K-Nearest Neighbors

K-Nearest Neighbors classical method implementation.

This section contains the K-Nearest Neighbors (KNN) implementation for classification and regression tasks. KNN is a non-parametric method used for classification and regression that makes predictions based on the similarity of input to the training data.

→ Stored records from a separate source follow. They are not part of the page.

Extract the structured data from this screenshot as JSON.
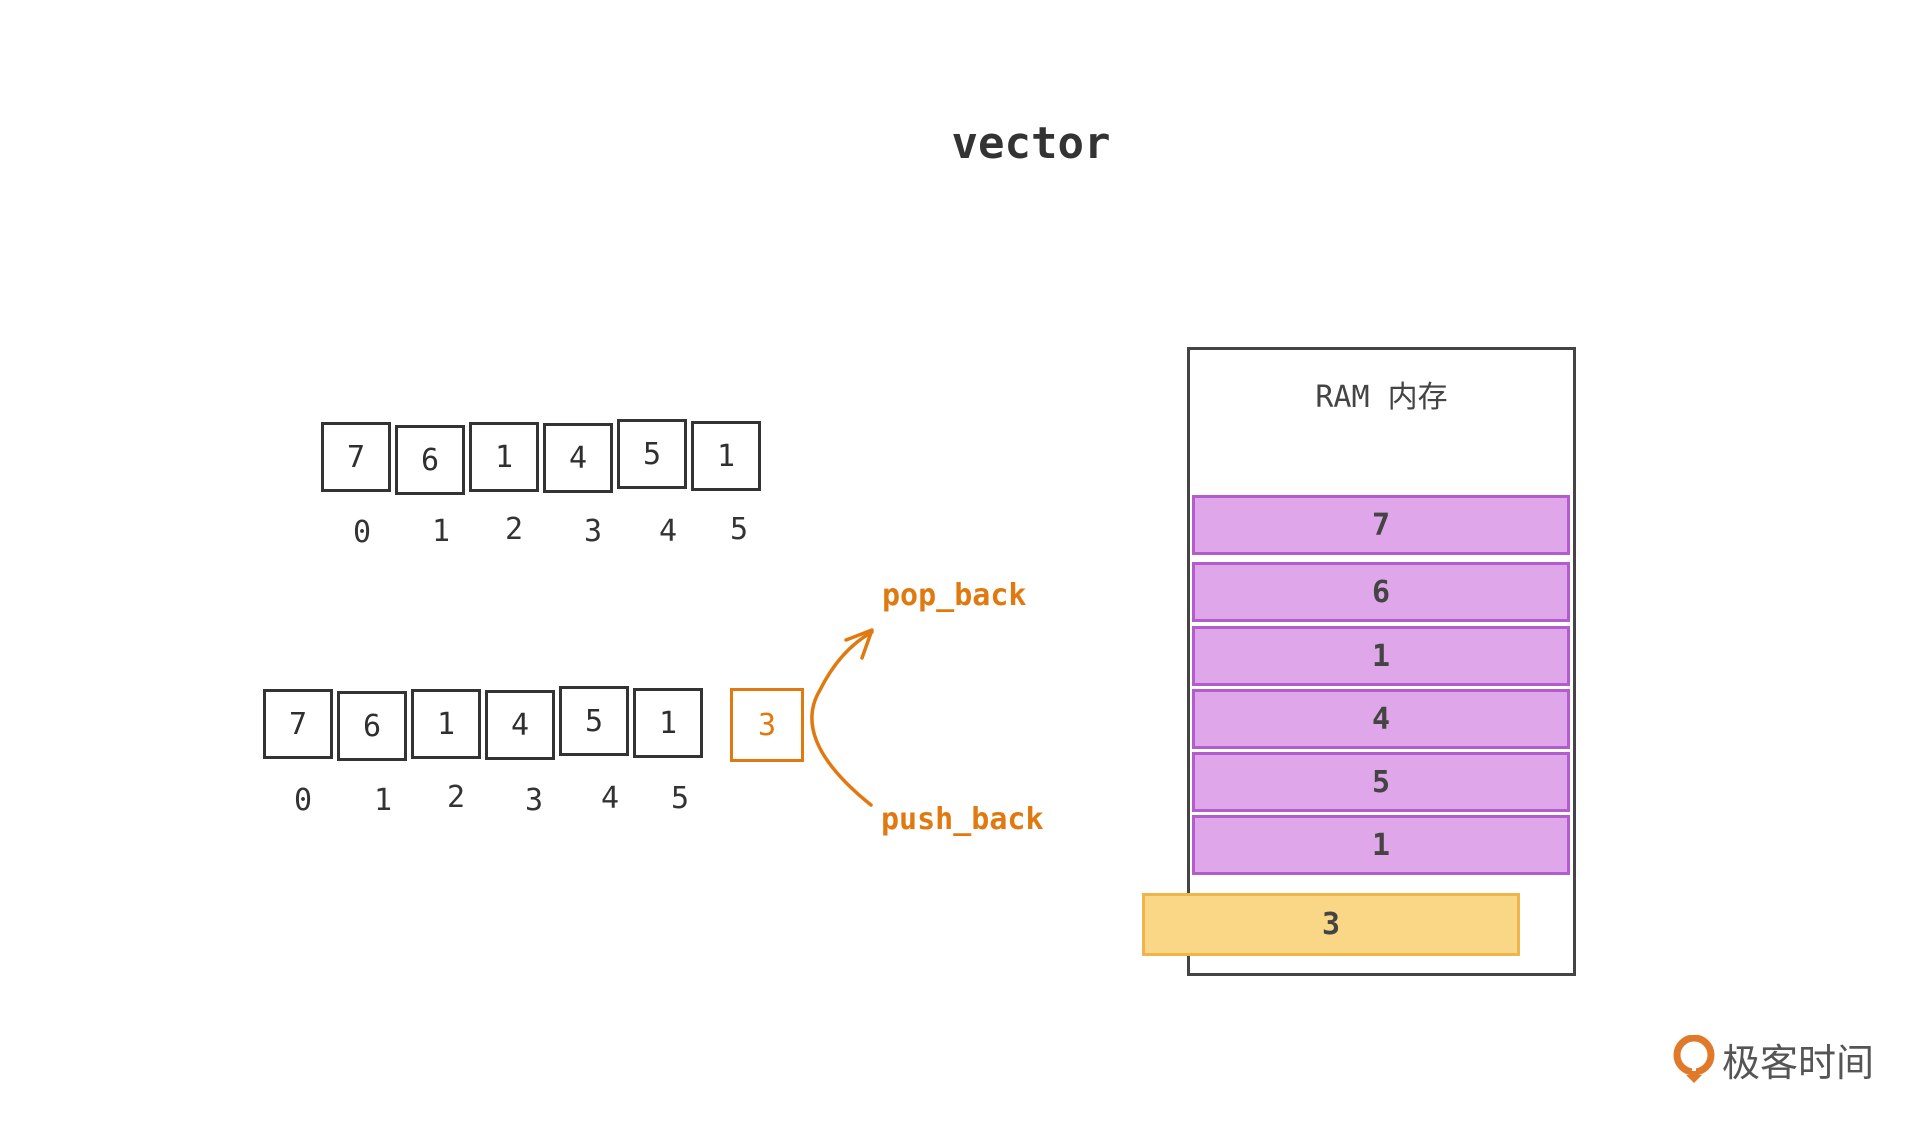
{
  "title": "vector",
  "top_array": {
    "values": [
      "7",
      "6",
      "1",
      "4",
      "5",
      "1"
    ],
    "indices": [
      "0",
      "1",
      "2",
      "3",
      "4",
      "5"
    ]
  },
  "bottom_array": {
    "values": [
      "7",
      "6",
      "1",
      "4",
      "5",
      "1"
    ],
    "indices": [
      "0",
      "1",
      "2",
      "3",
      "4",
      "5"
    ],
    "new_value": "3"
  },
  "operations": {
    "pop": "pop_back",
    "push": "push_back"
  },
  "ram": {
    "label": "RAM 内存",
    "slots": [
      "7",
      "6",
      "1",
      "4",
      "5",
      "1"
    ],
    "new_slot": "3"
  },
  "logo": {
    "text": "极客时间"
  },
  "colors": {
    "accent": "#e07a10",
    "memory_slot": "#dfa6ea",
    "new_slot": "#fad786",
    "stroke": "#333333"
  }
}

class TALENT.model.classical_methods.knn.KnnMethod(args, is_regression)

Bases: classical_methods

construct_model(model_config=None)

fit(data, info, train=True, config=None)

predict(data, info, model_name)

class TALENT.model.classical_methods.knn.KnnMethod

K-Nearest Neighbors method for classification and regression tasks.

Key Features:

Uses sklearn’s KNeighborsClassifier for classification and KNeighborsRegressor for regression
Non-parametric method that makes predictions based on similarity
Supports both classification and regression tasks
Automatically handles data preprocessing including normalization and encoding
Saves trained model to pickle file for later use
Instance-based learning approach

Algorithm:

KNN is a non-parametric method used for classification and regression. The input consists of the k closest training examples in the feature space. The output depends on whether KNN is used for classification or regression.

__init__(args, is_regression)

Initialize the KNN method.

Parameters:

args (object) – Configuration arguments containing model settings
is_regression (bool) – Whether the task is regression (True) or classification (False)

construct_model(model_config=None)

Construct the KNN model instance.

Parameters:

model_config (dict, optional) – Model configuration parameters for KNN

Model Creation:

For classification: creates KNeighborsClassifier
For regression: creates KNeighborsRegressor
Configures parameters like number of neighbors, distance metric, etc.

fit(data, info, train=True, config=None)

Train the KNN model on the provided data.

Parameters:

data (tuple) – Tuple containing (N, C, y) where N is numerical features, C is categorical features, y is labels
info (dict) – Dataset information
train (bool, default=True) – Whether to train the model or just load from checkpoint
config (dict, optional) – Additional configuration parameters

Returns:

time_cost (float) – Training time in seconds

Training Process:

Data Preprocessing: Handles missing values, categorical encoding, normalization
Model Training: Stores training data for nearest neighbor search
Model Saving: Saves the trained model to disk for later use

predict(data, info, model_name)

Make predictions using the trained KNN model.

Parameters:

data (tuple) – Tuple containing (N, C, y) where N is numerical features, C is categorical features, y is labels
info (dict) – Dataset information
model_name (str) – Name of the model for saving/loading

Returns:

test_logit (array-like) – Test predictions (probabilities for classification, values for regression)

Prediction Process:

Data Preprocessing: Applies same preprocessing as training data
Model Loading: Loads the trained KNN model
Prediction: Finds k nearest neighbors and makes prediction
Output: Returns probabilities for classification or values for regression

Evaluation Metrics:

For regression: returns MAE, R2, RMSE metrics
For classification: returns Accuracy, Avg_Precision, Avg_Recall, F1 metrics

References:

[1] Cover, T., & Hart, P. (1967). Nearest neighbor pattern classification. IEEE transactions on information theory, 13(1), 21-27.